Mr. Saviano and other leaders of the national group Survivors Network of those Abused by Priests have been holding daily press conferences and protesting the high-profile Vatican role of former Boston Archbishop Bernard F. Law, who has admitted that he did not discipline priests accused of abusing youths in Boston-area parishes.

Mr. Saviano, 52, who now lives in Boston, said in a telephone interview from Rome that he hopes the next pope will be more open about the problem of pedophile priests, and will also allow discussion of changes supported by some Catholics, such as opening the priesthood to women and allowing clergy to marry.

“It would be nice if we had someone who could let a little bit of life in and listen to alternative views,” Mr. Saviano said. “But I’m not optimistic. Maybe it will have to wait until the next pope after that.”
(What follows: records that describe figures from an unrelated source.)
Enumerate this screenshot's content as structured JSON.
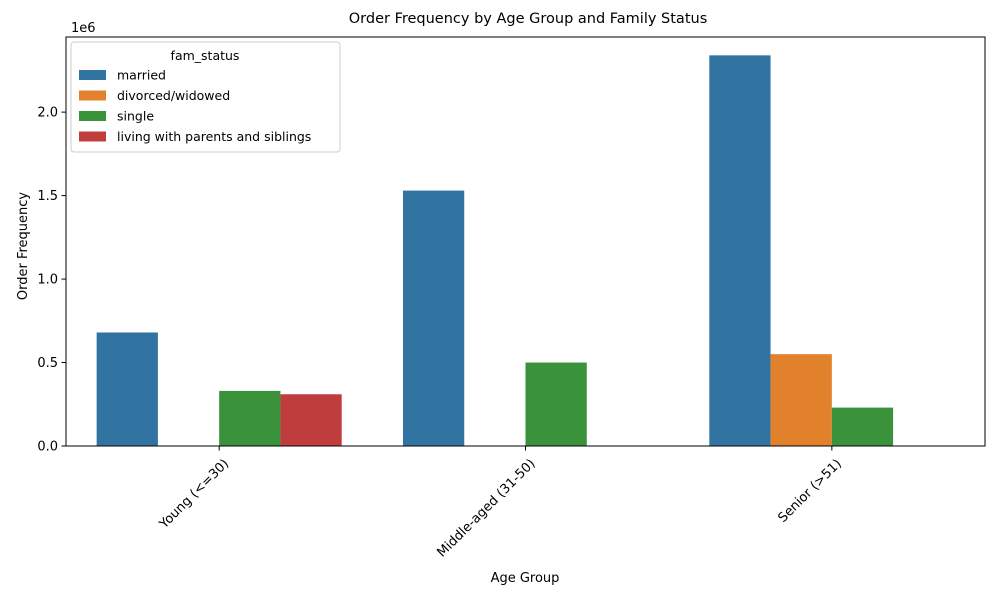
{
  "chart_data": {
    "type": "bar",
    "title": "Order Frequency by Age Group and Family Status",
    "xlabel": "Age Group",
    "ylabel": "Order Frequency",
    "y_scale_note": "1e6",
    "ylim": [
      0,
      2.45
    ],
    "y_ticks": [
      0.0,
      0.5,
      1.0,
      1.5,
      2.0
    ],
    "y_tick_labels": [
      "0.0",
      "0.5",
      "1.0",
      "1.5",
      "2.0"
    ],
    "grid": false,
    "categories": [
      "Young (<=30)",
      "Middle-aged (31-50)",
      "Senior (>51)"
    ],
    "legend": {
      "title": "fam_status",
      "placement": "top-left"
    },
    "series": [
      {
        "name": "married",
        "color": "#3274a1",
        "values": [
          0.68,
          1.53,
          2.34
        ]
      },
      {
        "name": "divorced/widowed",
        "color": "#e1812c",
        "values": [
          null,
          null,
          0.55
        ]
      },
      {
        "name": "single",
        "color": "#3a923a",
        "values": [
          0.33,
          0.5,
          0.23
        ]
      },
      {
        "name": "living with parents and siblings",
        "color": "#c03d3e",
        "values": [
          0.31,
          null,
          null
        ]
      }
    ]
  }
}
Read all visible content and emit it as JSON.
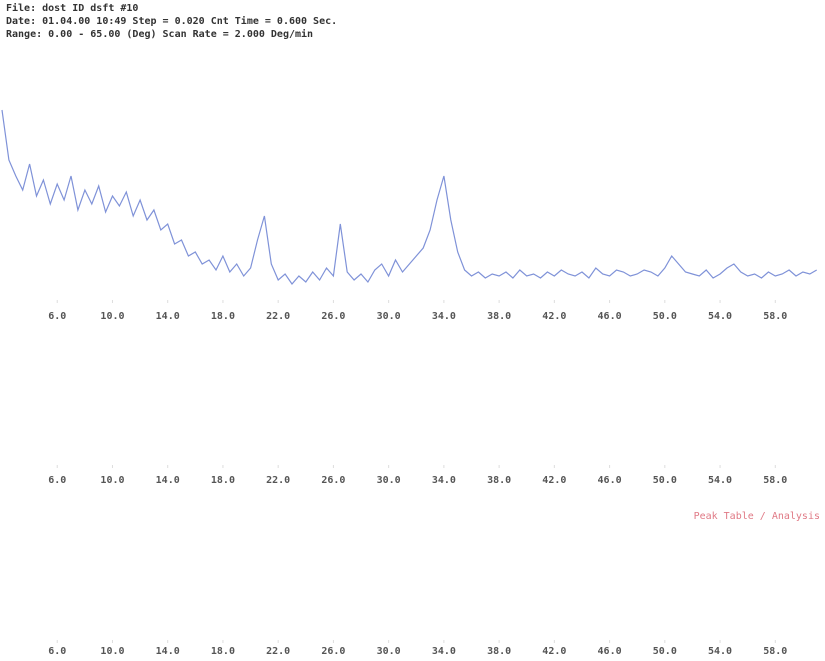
{
  "header": {
    "lines": [
      "File: dost  ID  dsft  #10",
      "Date: 01.04.00 10:49  Step = 0.020  Cnt Time = 0.600 Sec.",
      "Range: 0.00 - 65.00 (Deg)  Scan Rate = 2.000 Deg/min"
    ]
  },
  "note": "Peak Table / Analysis",
  "chart_data": [
    {
      "type": "line",
      "color": "#7f92d8",
      "x": [
        2,
        2.5,
        3,
        3.5,
        4,
        4.5,
        5,
        5.5,
        6,
        6.5,
        7,
        7.5,
        8,
        8.5,
        9,
        9.5,
        10,
        10.5,
        11,
        11.5,
        12,
        12.5,
        13,
        13.5,
        14,
        14.5,
        15,
        15.5,
        16,
        16.5,
        17,
        17.5,
        18,
        18.5,
        19,
        19.5,
        20,
        20.5,
        21,
        21.5,
        22,
        22.5,
        23,
        23.5,
        24,
        24.5,
        25,
        25.5,
        26,
        26.5,
        27,
        27.5,
        28,
        28.5,
        29,
        29.5,
        30,
        30.5,
        31,
        31.5,
        32,
        32.5,
        33,
        33.5,
        34,
        34.5,
        35,
        35.5,
        36,
        36.5,
        37,
        37.5,
        38,
        38.5,
        39,
        39.5,
        40,
        40.5,
        41,
        41.5,
        42,
        42.5,
        43,
        43.5,
        44,
        44.5,
        45,
        45.5,
        46,
        46.5,
        47,
        47.5,
        48,
        48.5,
        49,
        49.5,
        50,
        50.5,
        51,
        51.5,
        52,
        52.5,
        53,
        53.5,
        54,
        54.5,
        55,
        55.5,
        56,
        56.5,
        57,
        57.5,
        58,
        58.5,
        59,
        59.5,
        60,
        60.5,
        61
      ],
      "values": [
        95,
        70,
        62,
        55,
        68,
        52,
        60,
        48,
        58,
        50,
        62,
        45,
        55,
        48,
        57,
        44,
        52,
        47,
        54,
        42,
        50,
        40,
        45,
        35,
        38,
        28,
        30,
        22,
        24,
        18,
        20,
        15,
        22,
        14,
        18,
        12,
        16,
        30,
        42,
        18,
        10,
        13,
        8,
        12,
        9,
        14,
        10,
        16,
        12,
        38,
        14,
        10,
        13,
        9,
        15,
        18,
        12,
        20,
        14,
        18,
        22,
        26,
        35,
        50,
        62,
        40,
        24,
        15,
        12,
        14,
        11,
        13,
        12,
        14,
        11,
        15,
        12,
        13,
        11,
        14,
        12,
        15,
        13,
        12,
        14,
        11,
        16,
        13,
        12,
        15,
        14,
        12,
        13,
        15,
        14,
        12,
        16,
        22,
        18,
        14,
        13,
        12,
        15,
        11,
        13,
        16,
        18,
        14,
        12,
        13,
        11,
        14,
        12,
        13,
        15,
        12,
        14,
        13,
        15
      ],
      "xlim": [
        2,
        61.6
      ],
      "ylim": [
        0,
        100
      ],
      "xticks": [
        {
          "value": 6,
          "label": "6.0"
        },
        {
          "value": 10,
          "label": "10.0"
        },
        {
          "value": 14,
          "label": "14.0"
        },
        {
          "value": 18,
          "label": "18.0"
        },
        {
          "value": 22,
          "label": "22.0"
        },
        {
          "value": 26,
          "label": "26.0"
        },
        {
          "value": 30,
          "label": "30.0"
        },
        {
          "value": 34,
          "label": "34.0"
        },
        {
          "value": 38,
          "label": "38.0"
        },
        {
          "value": 42,
          "label": "42.0"
        },
        {
          "value": 46,
          "label": "46.0"
        },
        {
          "value": 50,
          "label": "50.0"
        },
        {
          "value": 54,
          "label": "54.0"
        },
        {
          "value": 58,
          "label": "58.0"
        }
      ]
    },
    {
      "type": "axis",
      "xlim": [
        2,
        61.6
      ],
      "xticks": [
        {
          "value": 6,
          "label": "6.0"
        },
        {
          "value": 10,
          "label": "10.0"
        },
        {
          "value": 14,
          "label": "14.0"
        },
        {
          "value": 18,
          "label": "18.0"
        },
        {
          "value": 22,
          "label": "22.0"
        },
        {
          "value": 26,
          "label": "26.0"
        },
        {
          "value": 30,
          "label": "30.0"
        },
        {
          "value": 34,
          "label": "34.0"
        },
        {
          "value": 38,
          "label": "38.0"
        },
        {
          "value": 42,
          "label": "42.0"
        },
        {
          "value": 46,
          "label": "46.0"
        },
        {
          "value": 50,
          "label": "50.0"
        },
        {
          "value": 54,
          "label": "54.0"
        },
        {
          "value": 58,
          "label": "58.0"
        }
      ]
    },
    {
      "type": "axis",
      "xlim": [
        2,
        61.6
      ],
      "xticks": [
        {
          "value": 6,
          "label": "6.0"
        },
        {
          "value": 10,
          "label": "10.0"
        },
        {
          "value": 14,
          "label": "14.0"
        },
        {
          "value": 18,
          "label": "18.0"
        },
        {
          "value": 22,
          "label": "22.0"
        },
        {
          "value": 26,
          "label": "26.0"
        },
        {
          "value": 30,
          "label": "30.0"
        },
        {
          "value": 34,
          "label": "34.0"
        },
        {
          "value": 38,
          "label": "38.0"
        },
        {
          "value": 42,
          "label": "42.0"
        },
        {
          "value": 46,
          "label": "46.0"
        },
        {
          "value": 50,
          "label": "50.0"
        },
        {
          "value": 54,
          "label": "54.0"
        },
        {
          "value": 58,
          "label": "58.0"
        }
      ]
    }
  ]
}
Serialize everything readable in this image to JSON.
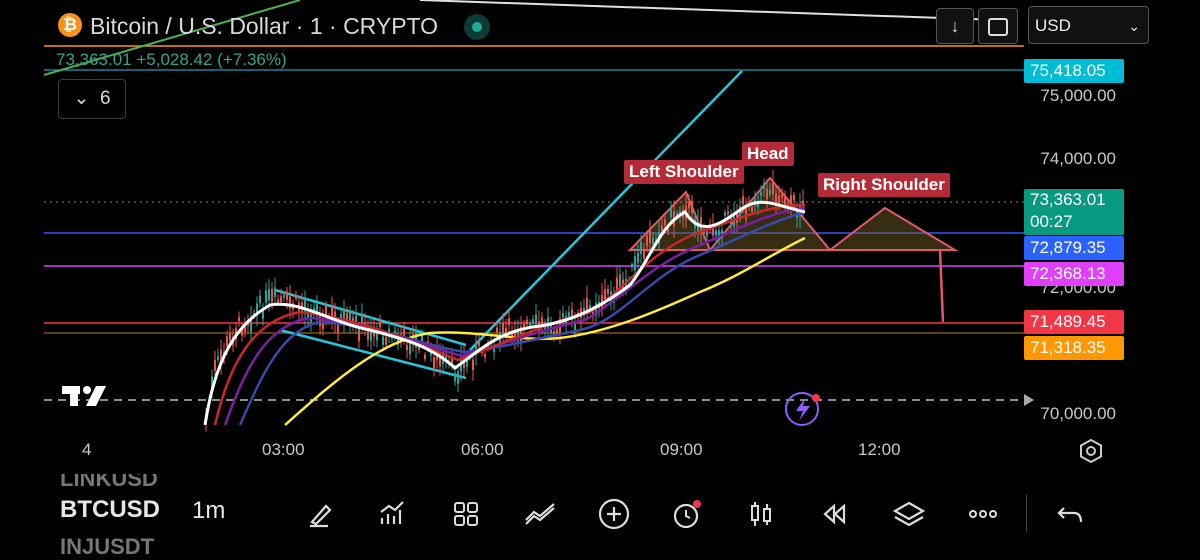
{
  "header": {
    "symbol_title": "Bitcoin / U.S. Dollar · 1 · CRYPTO",
    "logo_glyph": "₿",
    "quote": "73,363.01  +5,028.42 (+7.36%)",
    "indicator_toggle": "6",
    "currency": "USD",
    "buttons": [
      "down-arrow-icon",
      "fullscreen-icon"
    ]
  },
  "price_axis": {
    "labels": [
      "75,000.00",
      "74,000.00",
      "72,000.00",
      "70,000.00"
    ]
  },
  "price_tags": {
    "line_cyan": {
      "value": "75,418.05",
      "color": "#00bcd4"
    },
    "current": {
      "value": "73,363.01",
      "countdown": "00:27",
      "color": "#089981"
    },
    "blue": {
      "value": "72,879.35",
      "color": "#2962ff"
    },
    "magenta": {
      "value": "72,368.13",
      "color": "#e040fb"
    },
    "red": {
      "value": "71,489.45",
      "color": "#f23645"
    },
    "orange": {
      "value": "71,318.35",
      "color": "#ff9800"
    }
  },
  "time_axis": {
    "labels": [
      "4",
      "03:00",
      "06:00",
      "09:00",
      "12:00"
    ]
  },
  "annotations": {
    "left_shoulder": "Left Shoulder",
    "head": "Head",
    "right_shoulder": "Right Shoulder"
  },
  "bottom": {
    "prev_symbol": "LINKUSD",
    "current_symbol": "BTCUSD",
    "next_symbol": "INJUSDT",
    "interval": "1m",
    "tools": [
      "draw-icon",
      "indicators-icon",
      "layout-icon",
      "compare-icon",
      "add-icon",
      "alert-icon",
      "candle-type-icon",
      "replay-icon",
      "layers-icon",
      "more-icon",
      "undo-icon"
    ]
  },
  "logo": {
    "text": "TV"
  }
}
Despite the ripple of news coverage that Mr. Saviano and his colleagues have been able to stir up, some observers say clergy abuse is not likely to be a major issue in the conclave.

That is because the problem has mostly been an American phenomenon, owing largely to the in-depth coverage devoted to it by newspapers such as the Boston Globe, Mr. Wilkes said.

“I don’t think it’s on the front burner,” said Mr. Wilkes, who wrote a 1993 article in the New Yorker magazine about the Rev. Ronald D. Provost, a former priest at a Barre church who was convicted of taking nude photographs of a 10-year-old boy.

Many of the Worcester Diocese’s 350,000 Catholics have been “waiting and praying” as the process to choose a new pope proceeds, said diocesan spokesman Raymond L. Delisle.

“There’s certainly anticipation. It’s been such a long time with Pope John Paul, a lot of us have never experienced this before or were very young when it happened,” he said. The top priority for John Paul II’s successor is going to be to promote “whatever supports the dignity of the individual.”